Nasza Loteria SR - pasek na kartach artykułów

Zapiski z podziemia [CZYTNIK]

Włodzimierz Jurasz
Lubisz Krajewskiego? - zapytała mnie swego czasu pewna młoda osóbka, chcąc mi sprezentować kolejną powieść tego niezwykle popularnego autora kryminałów. Było to pytanie z gatunku takich, na które nie ma dobrej odpowiedzi.

Nie mogłem odpowiedzieć, że nie lubię, skoro ładnych parę książek tego autora przeczytałem. Ale nie mogłem też stwierdzić, że lubię, bo pisarstwo Krajewskiego nie należy do takich, które polubić można. Świat jego powieści jest zbyt ponury, pełen niewyobrażalnego okrucieństwa i zła. Jego książki to swoiste zapiski z podziemia, by odwołać się - toutes proportions gardees - do jednej z wersji tytułu słynnej powieści nie kogo innego, jak samego Fiodora Dostojewskiego.

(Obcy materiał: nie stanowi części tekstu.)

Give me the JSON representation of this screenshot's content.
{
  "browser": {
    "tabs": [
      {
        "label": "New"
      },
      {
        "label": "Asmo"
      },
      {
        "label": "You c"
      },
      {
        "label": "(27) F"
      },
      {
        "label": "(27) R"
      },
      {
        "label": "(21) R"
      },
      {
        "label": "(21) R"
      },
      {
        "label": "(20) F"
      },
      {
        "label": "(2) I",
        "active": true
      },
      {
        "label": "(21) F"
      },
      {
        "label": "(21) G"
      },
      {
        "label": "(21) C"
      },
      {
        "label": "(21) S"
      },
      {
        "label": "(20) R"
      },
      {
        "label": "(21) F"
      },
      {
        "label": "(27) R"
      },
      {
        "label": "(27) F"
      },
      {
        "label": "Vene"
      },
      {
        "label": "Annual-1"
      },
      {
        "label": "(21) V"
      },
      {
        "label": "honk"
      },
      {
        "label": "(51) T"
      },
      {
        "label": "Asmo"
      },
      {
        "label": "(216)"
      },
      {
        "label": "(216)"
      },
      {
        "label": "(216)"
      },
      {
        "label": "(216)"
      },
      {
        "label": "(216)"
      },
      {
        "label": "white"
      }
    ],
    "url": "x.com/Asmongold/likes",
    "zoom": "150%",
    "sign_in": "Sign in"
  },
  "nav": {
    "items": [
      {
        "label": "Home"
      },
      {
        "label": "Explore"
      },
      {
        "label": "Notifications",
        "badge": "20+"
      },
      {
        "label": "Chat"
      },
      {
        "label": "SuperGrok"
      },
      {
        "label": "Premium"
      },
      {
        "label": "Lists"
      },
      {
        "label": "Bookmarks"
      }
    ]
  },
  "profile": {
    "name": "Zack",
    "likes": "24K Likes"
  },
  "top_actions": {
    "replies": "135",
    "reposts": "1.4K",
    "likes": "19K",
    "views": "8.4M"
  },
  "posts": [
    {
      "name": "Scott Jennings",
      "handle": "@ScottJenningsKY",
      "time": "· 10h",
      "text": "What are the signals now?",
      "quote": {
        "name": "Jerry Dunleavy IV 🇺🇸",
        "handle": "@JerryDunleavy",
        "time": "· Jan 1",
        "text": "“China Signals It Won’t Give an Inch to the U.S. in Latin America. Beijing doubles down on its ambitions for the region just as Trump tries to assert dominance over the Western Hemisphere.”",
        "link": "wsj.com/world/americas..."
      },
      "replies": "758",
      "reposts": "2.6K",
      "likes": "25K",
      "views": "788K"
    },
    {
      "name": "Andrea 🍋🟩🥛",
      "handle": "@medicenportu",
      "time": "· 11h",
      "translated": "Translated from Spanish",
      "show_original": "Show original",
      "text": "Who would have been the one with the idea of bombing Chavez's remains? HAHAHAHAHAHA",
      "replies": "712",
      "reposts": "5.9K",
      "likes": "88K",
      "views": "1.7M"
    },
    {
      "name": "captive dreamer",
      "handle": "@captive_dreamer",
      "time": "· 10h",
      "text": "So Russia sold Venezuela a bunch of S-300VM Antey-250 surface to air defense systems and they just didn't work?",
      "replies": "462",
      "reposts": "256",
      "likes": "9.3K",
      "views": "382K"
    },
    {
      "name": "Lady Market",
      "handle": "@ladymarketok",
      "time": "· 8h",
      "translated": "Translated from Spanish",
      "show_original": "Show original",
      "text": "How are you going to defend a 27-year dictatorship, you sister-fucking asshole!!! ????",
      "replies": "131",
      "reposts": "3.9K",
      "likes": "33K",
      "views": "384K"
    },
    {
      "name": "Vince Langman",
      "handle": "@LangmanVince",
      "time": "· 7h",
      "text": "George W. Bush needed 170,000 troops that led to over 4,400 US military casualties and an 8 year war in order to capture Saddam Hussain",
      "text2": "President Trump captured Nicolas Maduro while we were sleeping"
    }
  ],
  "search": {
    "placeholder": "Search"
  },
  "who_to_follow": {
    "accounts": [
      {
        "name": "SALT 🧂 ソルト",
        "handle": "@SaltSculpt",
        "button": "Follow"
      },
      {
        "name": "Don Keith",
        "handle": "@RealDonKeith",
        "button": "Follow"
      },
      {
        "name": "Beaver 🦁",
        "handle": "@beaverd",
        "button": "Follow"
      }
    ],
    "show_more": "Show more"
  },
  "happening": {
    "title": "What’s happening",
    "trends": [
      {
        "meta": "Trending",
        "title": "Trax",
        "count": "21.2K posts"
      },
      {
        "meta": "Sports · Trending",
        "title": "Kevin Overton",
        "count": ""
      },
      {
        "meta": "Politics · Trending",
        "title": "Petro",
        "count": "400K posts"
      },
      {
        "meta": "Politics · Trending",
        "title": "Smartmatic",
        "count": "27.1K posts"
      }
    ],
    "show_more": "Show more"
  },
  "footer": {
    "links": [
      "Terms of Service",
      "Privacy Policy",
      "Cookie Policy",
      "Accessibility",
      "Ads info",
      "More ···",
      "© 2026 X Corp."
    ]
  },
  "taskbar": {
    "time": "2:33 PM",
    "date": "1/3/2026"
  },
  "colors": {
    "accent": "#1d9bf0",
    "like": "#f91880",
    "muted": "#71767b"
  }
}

To skojarzenie, nieco może na wyrost, jest jednak uprawnione także na poziomie realiów jego najnowszej powieści, zatytułowanej „Mock. Ludzkie zoo”, opublikowanej właśnie nakładem wydawnictwa Znak. Ta książka, kolejna z serii opowiadającej o przygodach Eberharda Mocka, detektywa działającego we Wrocławiu (od początków XX wieku, kiedy Wrocław był jeszcze niemieckim Breslau, po lata 50.) rozgrywa się w roku 1914, między innymi w tajnych kazamatach, piwnicach oraz tunelach rozciągających się pod miastem.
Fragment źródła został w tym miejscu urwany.